A Family, a Cabin in the Woods, and a Journey of Love and Spirit

by David Brill

Pub Date: Sept. 1st, 2000
ISBN: 0-525-94497-4
Publisher: Dutton

A sad chronicle of a failing marriage by a writer who finds hope and healing in nature and religion.

Brill (As Far as the Eye Can See, not reviewed) acknowledges at the outset that his family—wife, two pre-teen daughters—has become “a casualty of divorce.” Writing from east Tennessee in a remote cabin (his loving and sometimes amusing accounts of its construction consume much of the text), he says that he “needed to depart the temporal world for a time to delve deep into the world of spirit.” And so he took a six-months leave from his position as director of communications for a research center at the University of Tennessee and headed for the woods to write. Divided into seven sections, his memoir moves languidly through his courtship of his wife, the birth of children, the alterations of aspirations and careers, the trials and joys of parenthood, and many wrenching introspections (most of them wondering why he and his wife can’t find a way to reconcile). Enriching the story are periodic flashbacks to his hike of the entire Appalachian Trail, an ascent of Mt.
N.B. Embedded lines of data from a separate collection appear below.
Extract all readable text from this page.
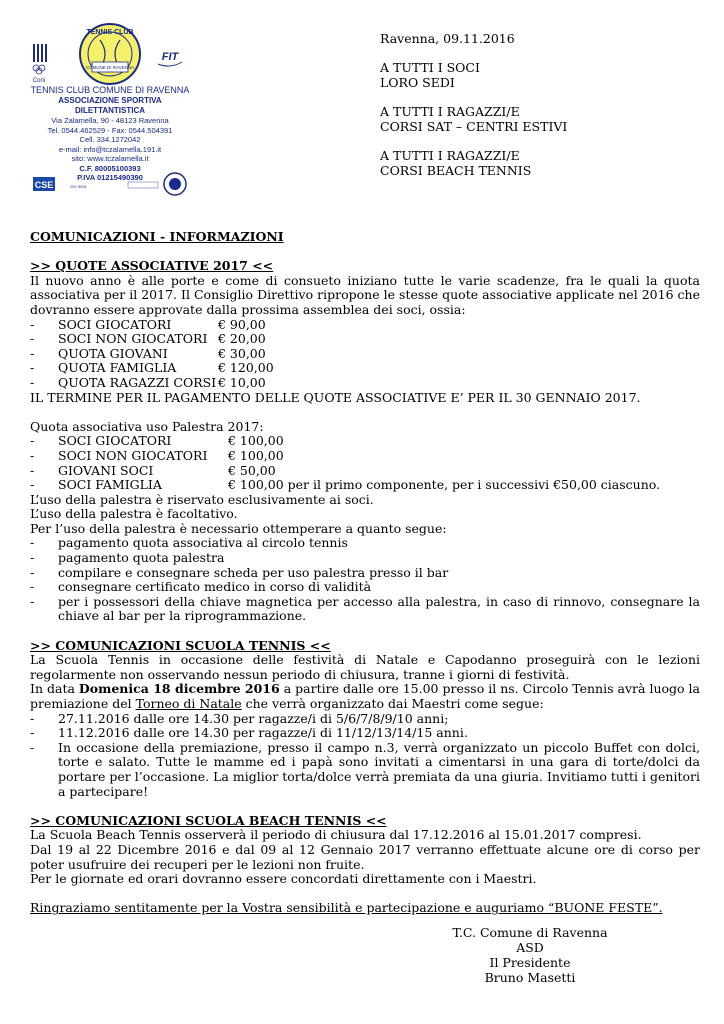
Coni
TENNIS CLUB
COMUNE DI RAVENNA
FIT
CSE	ISO 9001
TENNIS CLUB COMUNE DI RAVENNA
ASSOCIAZIONE SPORTIVA DILETTANTISTICA
Via Zalamella, 90 - 48123 Ravenna
Tel. 0544.462529 - Fax: 0544.504391
Cell. 334.1272042
e-mail: info@tczalamella.191.it
sito: www.tczalamella.it
C.F. 80005100393
P.IVA 01215490390

Ravenna, 09.11.2016

A TUTTI I SOCI
LORO SEDI

A TUTTI I RAGAZZI/E
CORSI SAT – CENTRI ESTIVI

A TUTTI I RAGAZZI/E
CORSI BEACH TENNIS

COMUNICAZIONI - INFORMAZIONI

>> QUOTE ASSOCIATIVE 2017 <<

Il nuovo anno è alle porte e come di consueto iniziano tutte le varie scadenze, fra le quali la quota associativa per il 2017. Il Consiglio Direttivo ripropone le stesse quote associative applicate nel 2016 che dovranno essere approvate dalla prossima assemblea dei soci, ossia:

-	SOCI GIOCATORI	€ 90,00
-	SOCI NON GIOCATORI € 20,00
-	QUOTA GIOVANI	€ 30,00
-	QUOTA FAMIGLIA	€ 120,00
-	QUOTA RAGAZZI CORSI € 10,00

IL TERMINE PER IL PAGAMENTO DELLE QUOTE ASSOCIATIVE E’ PER IL 30 GENNAIO 2017.

Quota associativa uso Palestra 2017:

-	SOCI GIOCATORI	€ 100,00
-	SOCI NON GIOCATORI	€ 100,00
-	GIOVANI SOCI	€ 50,00
-	SOCI FAMIGLIA	€ 100,00 per il primo componente, per i successivi €50,00 ciascuno.

L’uso della palestra è riservato esclusivamente ai soci.

L’uso della palestra è facoltativo.

Per l’uso della palestra è necessario ottemperare a quanto segue:

-	pagamento quota associativa al circolo tennis
-	pagamento quota palestra
-	compilare e consegnare scheda per uso palestra presso il bar
-	consegnare certificato medico in corso di validità
-	per i possessori della chiave magnetica per accesso alla palestra, in caso di rinnovo, consegnare la chiave al bar per la riprogrammazione.

>> COMUNICAZIONI SCUOLA TENNIS <<

La Scuola Tennis in occasione delle festività di Natale e Capodanno proseguirà con le lezioni regolarmente non osservando nessun periodo di chiusura, tranne i giorni di festività.

In data Domenica 18 dicembre 2016 a partire dalle ore 15.00 presso il ns. Circolo Tennis avrà luogo la premiazione del Torneo di Natale che verrà organizzato dai Maestri come segue:

-	27.11.2016 dalle ore 14.30 per ragazze/i di 5/6/7/8/9/10 anni;
-	11.12.2016 dalle ore 14.30 per ragazze/i di 11/12/13/14/15 anni.
-	In occasione della premiazione, presso il campo n.3, verrà organizzato un piccolo Buffet con dolci, torte e salato. Tutte le mamme ed i papà sono invitati a cimentarsi in una gara di torte/dolci da portare per l’occasione. La miglior torta/dolce verrà premiata da una giuria. Invitiamo tutti i genitori a partecipare!

>> COMUNICAZIONI SCUOLA BEACH TENNIS <<

La Scuola Beach Tennis osserverà il periodo di chiusura dal 17.12.2016 al 15.01.2017 compresi.

Dal 19 al 22 Dicembre 2016 e dal 09 al 12 Gennaio 2017 verranno effettuate alcune ore di corso per poter usufruire dei recuperi per le lezioni non fruite.

Per le giornate ed orari dovranno essere concordati direttamente con i Maestri.

Ringraziamo sentitamente per la Vostra sensibilità e partecipazione e auguriamo “BUONE FESTE”.

T.C. Comune di Ravenna ASD

Il Presidente

Bruno Masetti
Rainier, and various other stressful experiences (his father’s cancer, an elderly friend’s physical decline). At the center, however, stands the cabin, whose construction forms an ironic contrast to the destruction of his personal life. Brill’s fiery love for his two young daughters glows on nearly every page, but (although he claims to present an even-handed description of his divorce) he portrays his wife as a physical beauty who lacks his intellect and whose interests, counterpoised to his, seem superficial. (One evening they sat reading; his book was Walden, while she was “halfway through The Day Diana Died.”) The causes of the dissolution are vague—he can offer as reasons only “hurtful utterances, acts of neglect, and unfulfilled expectations.”

A flat account whose final aspiration (“[L]et the Holy Spirit fill the empty vessel”) falls as heavily across the page as an unanswered prayer.